Listeria (L.) monocytogenes is of global concern for food safety as the listeriosis-causing pathogen is widely distributed in the food processing environments, where it can survive for a long time. Frozen vegetables contaminated with L. monocytogenes were recently identified as the source of two large listeriosis outbreaks in the EU and US. So far, only a few studies have investigated the occurrence and behavior of Listeria in frozen vegetables and the associated processing environment. This study investigates the occurrence of L. monocytogenes and other Listeria spp. in a frozen vegetable processing environment and in frozen vegetable products. Using whole genome sequencing (WGS), the distribution of sequence types (MLST-STs) and core genome sequence types (cgMLST-CT) of L. monocytogenes were assessed, and in-house clones were identified. Comparative genomic analyses and phenotypical characterization of the different MLST-STs and isolates were performed, including growth ability under low temperatures, as well as survival of freeze-thaw cycles. Listeria were widely disseminated in the processing environment and five in-house clones namely ST451-CT4117, ST20-CT3737, ST8-CT1349, ST8-CT6243, ST224-CT5623 were identified among L. monocytogenes isolates present in environmental swab samples. Subsequently, the identified in-house clones were also detected in product samples. Conveyor belts were a major source of contamination in the processing environment. A wide repertoire of stress resistance markers supported the colonization and survival of L. monocytogenes in the frozen vegetable processing facility. The presence of ArgB was significantly associated with in-house clones. Significant differences were also observed in the growth rate between different MLST-STs at low temperatures (4 °C and 10 °C), but not between in-house and non-in-house isolates. All isolates harbored major virulence genes such as full length InlA and InlB and LIPI-1, yet there were differences between MLST-STs in the genomic content. The results of this study demonstrate that WGS is a strong tool for tracing contamination sources and transmission routes, and for identifying in-house clones. Further research targeting the co-occurring microbiota and the presence of biofilms is needed to fully understand the mechanism of colonization and persistence in a food processing environment.

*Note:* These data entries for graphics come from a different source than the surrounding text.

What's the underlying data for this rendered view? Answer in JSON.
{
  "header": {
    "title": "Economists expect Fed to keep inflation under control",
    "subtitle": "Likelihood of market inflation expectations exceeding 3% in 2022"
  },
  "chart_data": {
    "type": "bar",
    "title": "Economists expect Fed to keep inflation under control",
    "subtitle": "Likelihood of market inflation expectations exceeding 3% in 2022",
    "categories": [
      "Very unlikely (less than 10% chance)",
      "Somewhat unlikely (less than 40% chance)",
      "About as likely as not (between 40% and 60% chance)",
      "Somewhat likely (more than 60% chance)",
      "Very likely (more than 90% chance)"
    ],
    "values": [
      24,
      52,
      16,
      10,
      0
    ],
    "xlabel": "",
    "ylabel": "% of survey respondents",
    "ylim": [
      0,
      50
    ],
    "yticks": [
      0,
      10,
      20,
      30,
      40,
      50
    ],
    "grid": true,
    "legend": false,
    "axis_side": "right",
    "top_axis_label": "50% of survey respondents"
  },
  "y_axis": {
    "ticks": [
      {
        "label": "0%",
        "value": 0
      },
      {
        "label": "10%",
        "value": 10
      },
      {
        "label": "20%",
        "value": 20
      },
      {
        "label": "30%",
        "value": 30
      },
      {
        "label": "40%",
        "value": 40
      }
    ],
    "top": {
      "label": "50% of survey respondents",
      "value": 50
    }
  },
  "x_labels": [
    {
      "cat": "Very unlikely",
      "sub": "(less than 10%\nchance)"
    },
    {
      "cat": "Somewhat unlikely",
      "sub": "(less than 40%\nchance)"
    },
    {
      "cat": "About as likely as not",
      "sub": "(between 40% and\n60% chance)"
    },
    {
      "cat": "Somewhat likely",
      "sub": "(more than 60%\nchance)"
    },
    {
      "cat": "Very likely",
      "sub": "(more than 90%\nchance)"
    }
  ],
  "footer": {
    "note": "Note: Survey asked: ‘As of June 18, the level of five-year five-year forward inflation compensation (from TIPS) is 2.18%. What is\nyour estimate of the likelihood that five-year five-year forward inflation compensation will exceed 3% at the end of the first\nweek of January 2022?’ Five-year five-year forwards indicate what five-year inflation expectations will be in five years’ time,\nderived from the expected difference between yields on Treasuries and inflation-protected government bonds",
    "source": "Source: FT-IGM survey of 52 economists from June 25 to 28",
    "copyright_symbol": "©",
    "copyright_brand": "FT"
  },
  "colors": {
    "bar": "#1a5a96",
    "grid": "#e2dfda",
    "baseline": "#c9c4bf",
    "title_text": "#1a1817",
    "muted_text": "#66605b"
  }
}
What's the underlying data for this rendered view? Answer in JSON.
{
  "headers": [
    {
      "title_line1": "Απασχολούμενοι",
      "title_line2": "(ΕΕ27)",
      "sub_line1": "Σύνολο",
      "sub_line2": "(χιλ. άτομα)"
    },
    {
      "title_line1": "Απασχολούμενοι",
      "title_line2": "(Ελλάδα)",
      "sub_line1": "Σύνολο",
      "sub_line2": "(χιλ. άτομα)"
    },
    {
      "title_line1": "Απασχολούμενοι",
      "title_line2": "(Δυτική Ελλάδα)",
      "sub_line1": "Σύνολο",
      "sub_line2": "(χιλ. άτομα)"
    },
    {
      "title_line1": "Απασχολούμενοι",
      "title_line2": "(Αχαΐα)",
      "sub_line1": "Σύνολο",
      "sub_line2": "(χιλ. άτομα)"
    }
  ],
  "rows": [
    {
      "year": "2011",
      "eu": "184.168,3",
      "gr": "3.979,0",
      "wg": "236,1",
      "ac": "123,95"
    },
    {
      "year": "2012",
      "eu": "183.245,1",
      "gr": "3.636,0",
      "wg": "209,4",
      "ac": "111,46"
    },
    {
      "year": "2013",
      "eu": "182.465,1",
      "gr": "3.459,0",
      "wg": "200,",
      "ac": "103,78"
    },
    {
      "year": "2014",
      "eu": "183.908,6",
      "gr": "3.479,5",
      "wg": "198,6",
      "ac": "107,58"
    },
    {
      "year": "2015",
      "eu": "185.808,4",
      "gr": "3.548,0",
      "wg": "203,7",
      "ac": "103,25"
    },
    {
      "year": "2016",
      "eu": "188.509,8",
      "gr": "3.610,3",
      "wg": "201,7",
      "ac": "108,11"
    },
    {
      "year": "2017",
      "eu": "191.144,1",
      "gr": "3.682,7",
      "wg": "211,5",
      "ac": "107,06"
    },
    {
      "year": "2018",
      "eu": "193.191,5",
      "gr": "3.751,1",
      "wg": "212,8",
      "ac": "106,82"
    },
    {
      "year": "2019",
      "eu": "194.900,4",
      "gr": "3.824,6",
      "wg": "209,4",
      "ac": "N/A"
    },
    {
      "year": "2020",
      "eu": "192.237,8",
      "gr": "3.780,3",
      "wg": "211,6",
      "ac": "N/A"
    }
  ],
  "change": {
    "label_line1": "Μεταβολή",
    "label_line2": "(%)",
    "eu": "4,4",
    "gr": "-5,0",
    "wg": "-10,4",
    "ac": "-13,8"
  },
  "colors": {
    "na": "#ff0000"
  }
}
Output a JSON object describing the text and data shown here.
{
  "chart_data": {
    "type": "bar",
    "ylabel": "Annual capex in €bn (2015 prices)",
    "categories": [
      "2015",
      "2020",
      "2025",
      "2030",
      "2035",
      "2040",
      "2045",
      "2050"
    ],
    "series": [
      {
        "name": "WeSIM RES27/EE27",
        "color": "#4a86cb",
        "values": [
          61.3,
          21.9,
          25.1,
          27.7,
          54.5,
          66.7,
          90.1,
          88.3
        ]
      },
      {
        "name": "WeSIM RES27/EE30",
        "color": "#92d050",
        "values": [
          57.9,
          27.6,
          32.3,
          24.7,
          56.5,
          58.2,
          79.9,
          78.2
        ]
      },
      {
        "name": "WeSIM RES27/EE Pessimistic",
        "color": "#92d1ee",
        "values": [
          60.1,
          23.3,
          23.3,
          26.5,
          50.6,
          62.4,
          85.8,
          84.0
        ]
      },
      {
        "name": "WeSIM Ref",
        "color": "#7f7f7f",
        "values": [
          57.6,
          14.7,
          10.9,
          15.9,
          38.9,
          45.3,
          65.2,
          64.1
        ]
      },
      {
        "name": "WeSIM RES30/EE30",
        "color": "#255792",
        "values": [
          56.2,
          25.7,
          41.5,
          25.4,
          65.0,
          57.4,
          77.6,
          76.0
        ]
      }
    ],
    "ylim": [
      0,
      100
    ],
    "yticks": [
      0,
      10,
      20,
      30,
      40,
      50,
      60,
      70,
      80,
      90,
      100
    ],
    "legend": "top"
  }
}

李斯特菌(L.) monocytogenes 是食品安全的全球性关注,因为这种引起李斯特菌病的病原体广泛分布于食品加工环境中,在那里它可以长时间存活。最近,受污染的冷冻蔬菜被确定为欧盟和美国两次大规模李斯特菌病爆发的源头。到目前为止,只有少数研究调查了冷冻蔬菜及其相关加工环境中李斯特菌的发生和行为。本研究调查了冷冻蔬菜加工环境和冷冻蔬菜产品中李斯特菌 monocytogenes 和其他李斯特菌的发生情况。使用全基因组测序(WGS),评估了李斯特菌 monocytogenes 的序列类型(MLST-ST)和核心基因组序列类型(cgMLST-CT)的分布,并鉴定了内部克隆。对不同 MLST-ST 和分离株进行了比较基因组分析和表型特征分析,包括低温下的生长能力以及耐冻融循环的能力。李斯特菌在加工环境中广泛传播,在环境拭子样本中存在的李斯特菌分离株中发现了五个内部克隆,即 ST451-CT4117、ST20-CT3737、ST8-CT1349、ST8-CT6243 和 ST224-CT5623。随后,在产品样本中也检测到了鉴定的内部克隆。输送带是加工环境中污染的主要来源。大量的应激抗性标记物支持李斯特菌在冷冻蔬菜加工设施中的定植和存活。ArgB 的存在与内部克隆显著相关。不同 MLST-ST 在低温(4°C 和 10°C)下的生长速率也存在显著差异,但内部和非内部分离株之间没有差异。所有分离株都携带主要的毒力基因,如全长 InlA 和 InlB 和 LIPI-1,但 MLST-ST 之间的基因组内容存在差异。本研究结果表明,WGS 是追踪污染来源和传播途径以及识别内部克隆的有力工具。需要进一步研究伴随的微生物群和生物膜的存在,以充分了解食品加工环境中定植和持续存在的机制。